One thing which we previously knew, per the photos taken during WDW, was that there would be both a base and “S” variant of the SS. Today, we learned what will differentiate the versions, at least in terms of standard equipment. The S variant will utilize a fully adjustable Öhlins suspension, a quick shifter for shifting up and down through the gears without utilizing the clutch or having to roll off of the throttle, and a rear seat cover. Ducati has specified that some of this equipment will be available as optional equipment on the base SS. Too, the S adorns jewelry-like LED lighting. It is unclear at this time, however, whether or not this feature will be standard equipment, or if it will be available at all on the base model.
As many speculated previously, the SS will be powered by a 937cc, Testastretta engine, creating 113hp. This engine is derived from the 939 Hypermotard. Also, similarly to the Hypermotard, the SS will utilize a premium single-sided swing arm for optimal aesthetic simplicity. Ducati describes the performance sensation delivered by the engine as being “linear,” contributing to an accessible and predictable output of power from the bike.
Versatile seems to accurately describe the 939 SS, as the bike was created to bridge the gap between naked-standards and hardcore track bikes. The bike is said to be both at home around town, as well as on the twisty back roads.
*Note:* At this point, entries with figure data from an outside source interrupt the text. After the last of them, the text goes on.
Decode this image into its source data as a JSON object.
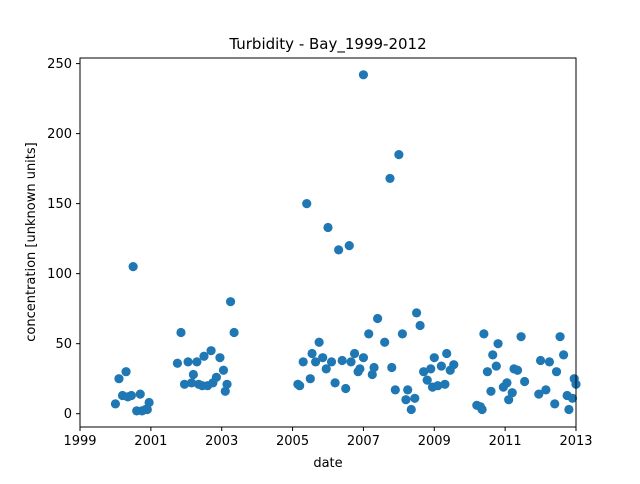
{
  "chart_data": {
    "type": "scatter",
    "title": "Turbidity - Bay_1999-2012",
    "xlabel": "date",
    "ylabel": "concentration [unknown units]",
    "xlim": [
      1999,
      2013
    ],
    "ylim": [
      -9.5,
      254
    ],
    "x_ticks": [
      1999,
      2001,
      2003,
      2005,
      2007,
      2009,
      2011,
      2013
    ],
    "x_tick_labels": [
      "1999",
      "2001",
      "2003",
      "2005",
      "2007",
      "2009",
      "2011",
      "2013"
    ],
    "y_ticks": [
      0,
      50,
      100,
      150,
      200,
      250
    ],
    "y_tick_labels": [
      "0",
      "50",
      "100",
      "150",
      "200",
      "250"
    ],
    "grid": false,
    "legend": "none",
    "series": [
      {
        "color": "#1f77b4",
        "points": [
          [
            2000.0,
            7
          ],
          [
            2000.1,
            25
          ],
          [
            2000.2,
            13
          ],
          [
            2000.3,
            30
          ],
          [
            2000.35,
            12
          ],
          [
            2000.45,
            13
          ],
          [
            2000.5,
            105
          ],
          [
            2000.6,
            2
          ],
          [
            2000.7,
            14
          ],
          [
            2000.75,
            2
          ],
          [
            2000.85,
            3
          ],
          [
            2000.9,
            3
          ],
          [
            2000.95,
            8
          ],
          [
            2001.75,
            36
          ],
          [
            2001.85,
            58
          ],
          [
            2001.95,
            21
          ],
          [
            2002.05,
            37
          ],
          [
            2002.15,
            22
          ],
          [
            2002.2,
            28
          ],
          [
            2002.3,
            37
          ],
          [
            2002.35,
            21
          ],
          [
            2002.45,
            20
          ],
          [
            2002.5,
            41
          ],
          [
            2002.6,
            20
          ],
          [
            2002.7,
            45
          ],
          [
            2002.75,
            22
          ],
          [
            2002.85,
            26
          ],
          [
            2002.95,
            40
          ],
          [
            2003.05,
            31
          ],
          [
            2003.1,
            16
          ],
          [
            2003.15,
            21
          ],
          [
            2003.25,
            80
          ],
          [
            2003.35,
            58
          ],
          [
            2005.15,
            21
          ],
          [
            2005.2,
            20
          ],
          [
            2005.3,
            37
          ],
          [
            2005.4,
            150
          ],
          [
            2005.5,
            25
          ],
          [
            2005.55,
            43
          ],
          [
            2005.65,
            37
          ],
          [
            2005.75,
            51
          ],
          [
            2005.85,
            40
          ],
          [
            2005.95,
            32
          ],
          [
            2006.0,
            133
          ],
          [
            2006.1,
            37
          ],
          [
            2006.2,
            22
          ],
          [
            2006.3,
            117
          ],
          [
            2006.4,
            38
          ],
          [
            2006.5,
            18
          ],
          [
            2006.6,
            120
          ],
          [
            2006.65,
            37
          ],
          [
            2006.75,
            43
          ],
          [
            2006.85,
            30
          ],
          [
            2006.9,
            32
          ],
          [
            2007.0,
            40
          ],
          [
            2007.0,
            242
          ],
          [
            2007.15,
            57
          ],
          [
            2007.25,
            28
          ],
          [
            2007.3,
            33
          ],
          [
            2007.4,
            68
          ],
          [
            2007.6,
            51
          ],
          [
            2007.75,
            168
          ],
          [
            2007.8,
            33
          ],
          [
            2007.9,
            17
          ],
          [
            2008.0,
            185
          ],
          [
            2008.1,
            57
          ],
          [
            2008.2,
            10
          ],
          [
            2008.25,
            17
          ],
          [
            2008.35,
            3
          ],
          [
            2008.45,
            11
          ],
          [
            2008.5,
            72
          ],
          [
            2008.6,
            63
          ],
          [
            2008.7,
            30
          ],
          [
            2008.8,
            24
          ],
          [
            2008.9,
            32
          ],
          [
            2008.95,
            19
          ],
          [
            2009.0,
            40
          ],
          [
            2009.1,
            20
          ],
          [
            2009.2,
            34
          ],
          [
            2009.3,
            21
          ],
          [
            2009.35,
            43
          ],
          [
            2009.45,
            31
          ],
          [
            2009.55,
            35
          ],
          [
            2010.2,
            6
          ],
          [
            2010.3,
            5
          ],
          [
            2010.35,
            3
          ],
          [
            2010.4,
            57
          ],
          [
            2010.5,
            30
          ],
          [
            2010.6,
            16
          ],
          [
            2010.65,
            42
          ],
          [
            2010.75,
            34
          ],
          [
            2010.8,
            50
          ],
          [
            2010.95,
            19
          ],
          [
            2011.05,
            22
          ],
          [
            2011.1,
            10
          ],
          [
            2011.2,
            15
          ],
          [
            2011.25,
            32
          ],
          [
            2011.35,
            31
          ],
          [
            2011.45,
            55
          ],
          [
            2011.55,
            23
          ],
          [
            2011.95,
            14
          ],
          [
            2012.0,
            38
          ],
          [
            2012.15,
            17
          ],
          [
            2012.25,
            37
          ],
          [
            2012.4,
            7
          ],
          [
            2012.45,
            30
          ],
          [
            2012.55,
            55
          ],
          [
            2012.65,
            42
          ],
          [
            2012.75,
            13
          ],
          [
            2012.8,
            3
          ],
          [
            2012.9,
            11
          ],
          [
            2012.95,
            25
          ],
          [
            2013.0,
            21
          ]
        ]
      }
    ]
  }
}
Too, the bike is well suited to medium distance touring, due to its 16 liter fuel capacity and adjustable windscreen, in addition to its already significant wind deflection from its fairings. To further adapt the bike to its purpose, three riding modes can be selected; Sport, Touring and Urban.
Aside from its claimed “easy handling,” the bike features technology like Bosch derived ABS and DTC (Ducati Traction Control) to inspire confidence in the rider.
As for the bulky, Euro4 compliant exhaust unit shown, I am hopeful that similarly to the U.S. spec 959 Panigale, a physically discreet and attractive alternative is what makes its way on to U.S. bound SS models. Expected to be priced and positioned just below the 959 Panigale, the SS is slated to hit showrooms in March of 2017.